Serum lipase 2–5 × ULN (symptomatic), Grade 3 symptomatic pancreatitis, or serum lipase > 5 × ULN (asymptomatic): Interrupt treatment; resume at one dose level lower after complete symptom resolution and lipase recovery to Grade 0 or 1;

Symptomatic pancreatitis with serum lipase > 5 × ULN: Permanent discontinuation.

3. Myelosuppression

When absolute neutrophil count (ANC) < 1 × 10⁹/L or platelets < 50 × 10⁹/L:

First occurrence: Interrupt treatment; resume at original dose when ANC ≥ 1.5 × 10⁹/L and platelets ≥ 75 × 10⁹/L;

Recurrence: Interrupt treatment; resume at one dose level lower upon normalization.

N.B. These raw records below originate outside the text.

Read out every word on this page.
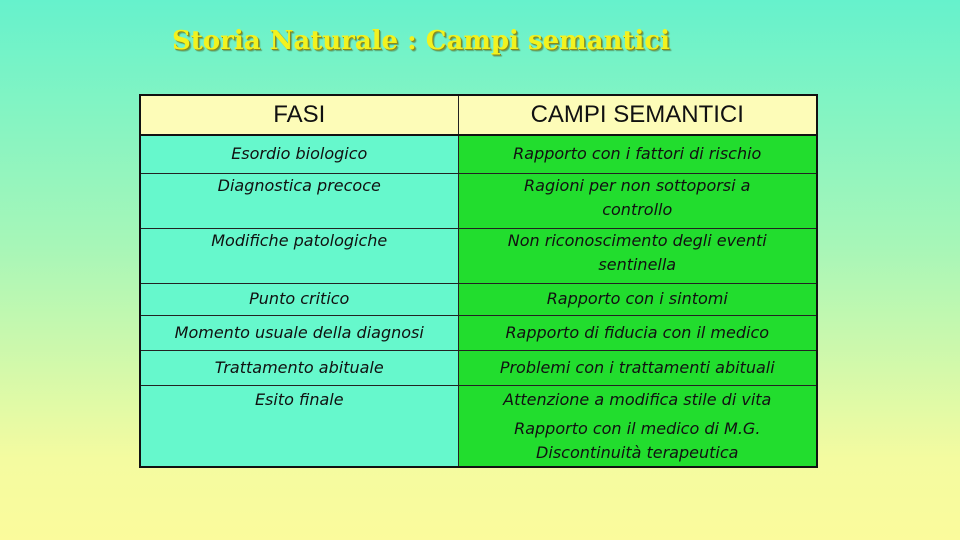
Storia Naturale : Campi semantici
FASI	CAMPI SEMANTICI
Esordio biologico	Rapporto con i fattori di rischio

Diagnostica precoce	Ragioni per non sottoporsi a
controllo

Modifiche patologiche	Non riconoscimento degli eventi
sentinella

Punto critico	Rapporto con i sintomi

Momento usuale della diagnosi	Rapporto di fiducia con il medico

Trattamento abituale	Problemi con i trattamenti abituali

Esito finale	Attenzione a modifica stile di vita
Rapporto con il medico di M.G.
Discontinuità terapeutica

4. Arterial Occlusive Events

Cardiovascular or Cerebrovascular Events

Grade 1: Interrupt treatment; resume at original dose after symptom resolution;

Grade 2: Interrupt treatment; resume at one dose level lower after recovery to Grade 0 or 1; permanent discontinuation if recurrence occurs;

Grade 3 or 4: Permanent discontinuation.

Peripheral Vascular and Other Arterial Occlusive Events or Venous Thromboembolism

Grade 1: Interrupt treatment; resume at original dose after symptom resolution;

Grade 2: Interrupt treatment; resume at original dose after recovery to Grade 0 or 1; if recurrent, interrupt until recovery to Grade 0/1 then resume at one dose level lower;

Grade 3: Interrupt treatment; resume at one dose level lower after recovery to Grade 0 or 1; permanent discontinuation if recurrence occurs;

Grade 4: Permanent discontinuation.

5. Heart Failure

Grade 2 or 3: Interrupt treatment; resume at one dose level lower after recovery to Grade 0 or 1; permanent discontinuation if recurrence occurs;

Grade 4: Permanent discontinuation.

6. Other Non-Hematologic Adverse Reactions

Grade 1: Interrupt treatment; resume at original dose after symptom resolution;

Grade 2: Interrupt treatment; resume at original dose after recovery to Grade 0 or 1; if recurrent, interrupt until recovery to Grade 0/1 then resume at one dose level lower;

Grade 3 or 4: Interrupt treatment; resume at one dose level lower after recovery to Grade 0 or 1; permanent discontinuation if recurrence occurs.